Va in scena domani, con il voto in plenaria dell’Europarlamento a Strasburgo sul bilancio pluriennale 2014- 2020, l’ultimo atto della partita sui fondi Ue per i prossimi sette anni. Il sigillo dell’Aula metterà a disposizione 325 miliardi di fondi strutturali da spartire tra i 28 Paesi Ue. Per l’Italia questo significa una dote da 31,8 miliardi, a cui si sommerà una quota di cofinanziamento nazionale pari a 24 miliardi. La buona notizia dello sblocco di un’impasse durata sette mesi che rinvia la palla nel campo delle capitali per entrare nel vivo della programmazione, è però offuscata da una nube nera all’orizzonte, soprattutto per il nostro Paese: nel testo che approderà sul tavolo dell’Europarlamento è ricomparso il principio della «macrocondizionalità», che prevede il blocco delle risorse per i Paesi fuori rotta sul deficit o in presenza di squilibri macroeconomici. Una misura, introdotta con il pressing della Germania, che potrebbe rappresentare un rischio per l’Italia, soprattutto dopo i rilievi incassati venerdì scorso dalla Commissione Ue sulla legge di Stabilità che hanno reso Roma più vulnerabile.

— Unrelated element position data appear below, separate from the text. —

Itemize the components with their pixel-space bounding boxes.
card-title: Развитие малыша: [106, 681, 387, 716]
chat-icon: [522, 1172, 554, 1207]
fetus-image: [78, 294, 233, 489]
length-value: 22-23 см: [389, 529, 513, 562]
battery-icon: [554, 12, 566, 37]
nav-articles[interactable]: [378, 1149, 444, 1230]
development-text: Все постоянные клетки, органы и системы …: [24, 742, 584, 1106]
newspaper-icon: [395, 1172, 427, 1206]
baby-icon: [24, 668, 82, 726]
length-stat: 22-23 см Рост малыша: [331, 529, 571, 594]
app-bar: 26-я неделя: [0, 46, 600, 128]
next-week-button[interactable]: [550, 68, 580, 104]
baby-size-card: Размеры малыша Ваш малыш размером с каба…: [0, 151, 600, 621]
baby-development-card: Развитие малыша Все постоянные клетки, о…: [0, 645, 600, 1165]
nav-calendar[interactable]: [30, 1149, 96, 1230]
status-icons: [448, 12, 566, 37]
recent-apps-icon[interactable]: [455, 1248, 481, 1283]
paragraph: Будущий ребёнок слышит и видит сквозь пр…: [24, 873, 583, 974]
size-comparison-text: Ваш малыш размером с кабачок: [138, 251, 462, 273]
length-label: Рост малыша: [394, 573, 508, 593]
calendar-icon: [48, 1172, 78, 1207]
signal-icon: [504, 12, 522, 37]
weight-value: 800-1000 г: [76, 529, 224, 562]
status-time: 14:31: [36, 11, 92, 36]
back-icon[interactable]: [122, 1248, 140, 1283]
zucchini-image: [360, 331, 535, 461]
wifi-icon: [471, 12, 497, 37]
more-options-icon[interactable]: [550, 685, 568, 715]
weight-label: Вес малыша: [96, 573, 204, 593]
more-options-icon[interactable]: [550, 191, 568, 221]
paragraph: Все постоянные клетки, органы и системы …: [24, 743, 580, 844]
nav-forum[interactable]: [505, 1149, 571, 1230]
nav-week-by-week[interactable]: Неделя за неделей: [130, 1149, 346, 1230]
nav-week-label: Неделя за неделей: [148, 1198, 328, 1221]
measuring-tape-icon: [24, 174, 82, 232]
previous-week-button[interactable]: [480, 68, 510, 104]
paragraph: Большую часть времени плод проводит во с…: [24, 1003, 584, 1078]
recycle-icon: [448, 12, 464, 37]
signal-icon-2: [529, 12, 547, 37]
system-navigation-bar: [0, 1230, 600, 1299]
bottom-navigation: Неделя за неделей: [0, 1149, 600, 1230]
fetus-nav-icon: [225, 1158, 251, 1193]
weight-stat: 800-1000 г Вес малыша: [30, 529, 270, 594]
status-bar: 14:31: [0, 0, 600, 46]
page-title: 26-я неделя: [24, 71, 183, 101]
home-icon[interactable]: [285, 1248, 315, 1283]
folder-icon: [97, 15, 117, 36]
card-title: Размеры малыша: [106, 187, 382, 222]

A raffreddare gli entusiasmi che accompagnano l’iter dei fondi strutturali è l’articolo 21 del “Pacchetto coesione”, rispolverato e approvato dieci giorni fa dal cosiddetto “trilogo”, composto dai rappresentanti di Consiglio, Commissione e Parlamento Ue. Sette pagine fitte che assegnano all’esecutivo europeo il potere di proporre a partire dal 2015 la sospensione di parte dei fondi. La sanzione può scattare se il Consiglio Ue accerta che uno Stato non ha corretto il proprio deficit eccessivo o se adotta due raccomandazioni in seguito a una procedura per squilibri economici. Nel primo caso il congelamento riguarderebbe la metà dei fondi strutturali relativi all’anno finanziario successivo alla pagella, nel secondo il 25 per cento. Se però il Paese non corregge la rotta, la sospensione raddoppia rispettivamente al 100 e al 50% dei fondi previsti. Il blocco non è automatico, ma dovrà essere approvato dai Paesi Ue e sottoposto al parere dell’Europarlamento. Per dissipare la nube alcuni europutati di Pd/S&D e Pdl-Ppe hanno fatto fronte comune, presentando un emendamento che punta ad attenuare l’impatto delle misure. Tra le richieste spicca una condizionalità macroeconomica più sociale, coerente con i target di Lisbona 2020. Dalla loro parte si sono schierati una sessantina di parlamentari italiani, spagnoli e portoghesi. «L’introduzione della macrocondizionalità – sottolinea Erminia Mazzoni (Ppe), membro della commissione sviluppo regionale dell’Europarlamente e tra i promotori dell’emendamento – ha cancellato i risultati più importanti ottenuti finora dal Parlamento.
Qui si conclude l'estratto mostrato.